The school announced last week that it was renaming its annual Northwestern Duals after its former head coach, who amassed over 1,250 wins during his 38 years in Evanston before his retirement at the end of the 2016 season. Schiller retired as the second winningest coach in college fencing history and the winningest head coach in the history of Northwestern athletics.
Coach Schiller’s invitational lived up to the high standard set by its namesake as Evanston welcomed five programs ranked in the preseason top-10 across the men’s and women’s divisions.
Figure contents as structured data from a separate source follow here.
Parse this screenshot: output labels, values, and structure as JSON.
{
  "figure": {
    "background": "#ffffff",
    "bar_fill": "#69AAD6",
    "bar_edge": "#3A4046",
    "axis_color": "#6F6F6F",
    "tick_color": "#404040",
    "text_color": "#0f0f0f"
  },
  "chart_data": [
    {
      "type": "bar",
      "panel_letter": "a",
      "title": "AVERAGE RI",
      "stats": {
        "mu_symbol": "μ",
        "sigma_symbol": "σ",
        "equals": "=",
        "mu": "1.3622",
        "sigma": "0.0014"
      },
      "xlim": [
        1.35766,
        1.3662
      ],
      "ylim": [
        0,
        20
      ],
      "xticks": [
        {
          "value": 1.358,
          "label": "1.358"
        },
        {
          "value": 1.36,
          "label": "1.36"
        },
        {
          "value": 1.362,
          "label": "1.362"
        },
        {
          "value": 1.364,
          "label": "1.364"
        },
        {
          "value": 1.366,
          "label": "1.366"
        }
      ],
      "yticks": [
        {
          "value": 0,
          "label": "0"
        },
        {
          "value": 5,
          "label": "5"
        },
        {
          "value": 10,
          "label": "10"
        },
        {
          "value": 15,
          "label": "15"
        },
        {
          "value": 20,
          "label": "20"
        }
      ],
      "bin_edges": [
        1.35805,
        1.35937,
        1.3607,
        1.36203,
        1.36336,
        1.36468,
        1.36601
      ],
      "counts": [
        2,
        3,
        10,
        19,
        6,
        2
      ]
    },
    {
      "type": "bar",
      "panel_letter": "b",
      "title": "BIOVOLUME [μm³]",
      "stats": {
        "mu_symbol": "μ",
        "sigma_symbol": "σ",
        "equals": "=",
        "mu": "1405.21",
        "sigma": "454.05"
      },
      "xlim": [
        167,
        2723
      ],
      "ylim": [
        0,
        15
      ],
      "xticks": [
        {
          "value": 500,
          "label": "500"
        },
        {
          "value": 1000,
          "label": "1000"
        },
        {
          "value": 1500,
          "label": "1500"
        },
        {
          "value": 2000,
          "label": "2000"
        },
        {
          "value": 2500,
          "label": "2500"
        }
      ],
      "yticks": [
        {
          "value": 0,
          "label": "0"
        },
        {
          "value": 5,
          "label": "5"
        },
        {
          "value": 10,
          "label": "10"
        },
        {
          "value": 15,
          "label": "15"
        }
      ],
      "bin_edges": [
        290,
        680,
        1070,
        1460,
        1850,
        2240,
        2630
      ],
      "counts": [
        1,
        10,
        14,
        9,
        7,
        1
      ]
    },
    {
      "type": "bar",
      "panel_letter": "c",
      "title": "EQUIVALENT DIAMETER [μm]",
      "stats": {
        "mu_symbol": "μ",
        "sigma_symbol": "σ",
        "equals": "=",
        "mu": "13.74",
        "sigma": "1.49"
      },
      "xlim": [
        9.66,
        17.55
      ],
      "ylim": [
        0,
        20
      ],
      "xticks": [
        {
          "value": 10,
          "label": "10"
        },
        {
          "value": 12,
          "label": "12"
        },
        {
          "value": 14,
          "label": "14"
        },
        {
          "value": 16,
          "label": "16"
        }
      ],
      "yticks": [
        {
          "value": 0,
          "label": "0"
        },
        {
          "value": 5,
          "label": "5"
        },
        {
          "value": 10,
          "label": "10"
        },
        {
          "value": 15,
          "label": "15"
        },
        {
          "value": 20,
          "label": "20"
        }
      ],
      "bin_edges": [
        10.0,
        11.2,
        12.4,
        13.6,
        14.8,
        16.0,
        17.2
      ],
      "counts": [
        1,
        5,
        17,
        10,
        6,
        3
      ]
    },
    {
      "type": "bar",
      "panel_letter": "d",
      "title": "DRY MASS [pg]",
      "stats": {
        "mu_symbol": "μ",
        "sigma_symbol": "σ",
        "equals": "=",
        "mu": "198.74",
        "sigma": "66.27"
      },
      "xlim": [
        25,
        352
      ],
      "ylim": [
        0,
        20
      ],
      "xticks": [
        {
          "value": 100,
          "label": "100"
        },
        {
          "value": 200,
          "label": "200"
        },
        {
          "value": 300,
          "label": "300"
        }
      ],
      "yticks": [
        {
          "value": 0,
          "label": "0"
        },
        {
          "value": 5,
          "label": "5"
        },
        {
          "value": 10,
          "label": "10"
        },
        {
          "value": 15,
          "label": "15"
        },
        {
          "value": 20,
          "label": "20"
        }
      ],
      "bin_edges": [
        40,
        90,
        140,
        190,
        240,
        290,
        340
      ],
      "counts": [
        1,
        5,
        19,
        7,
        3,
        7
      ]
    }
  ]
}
That’s without even mentioning the No. 5 ranked hosts.
Northwestern opened its weekend with two wins against elite opponents, besting No. 11 Temple 15-12 and No. 8 Cornell 19-8 all before 10:30 a.m.. The ‘Cats dropped only one discipline across the two matches as Northwestern sabre began their weekend with a 5-4 defeat against Temple before bouncing back with a 6-3 win against Cornell.
Coach Zach Moss’s squad would fall in their next two matches against UC San Diego and No. 2 Notre Dame. A 16-11 loss to UCSD marked Northwestern’s first ever loss to the burgeoning powerhouse in Southern California. While the Tritons are not ranked among the top 16 teams in the country, they do — like Northwestern — have wins against No. 8 Cornell and No. 11 Temple on their resume.
Northwestern responded with a fury. The hosts dispatched with Farleigh Dickinson 26-1 and the “we’re just happy to be invited” Wheaton Lyons 27-0 to finish day one.
The ‘Cats stayed hot throughout day two. Northwestern rode an 9-0 performance from its epeeists on the way to an 18-9 W over No. 14 Stanford, before triumphing over 20-7 over Incarnate Word and 22-5 over Air Force in its first three matches of the day.
Northwestern finished 4-0 on Sunday after a rematch with Farleigh Dickinson. The Knights fared a little better the second time out, stealing three points in the epee, but NU had to feel more than okay with a 24-3 smackdown.
Select Northwestern fencers will be back in action in two weeks for the Junior Olympics in Charlotte, while the entire team will take to the strip at the CCFC Championships on February 22 in Detroit.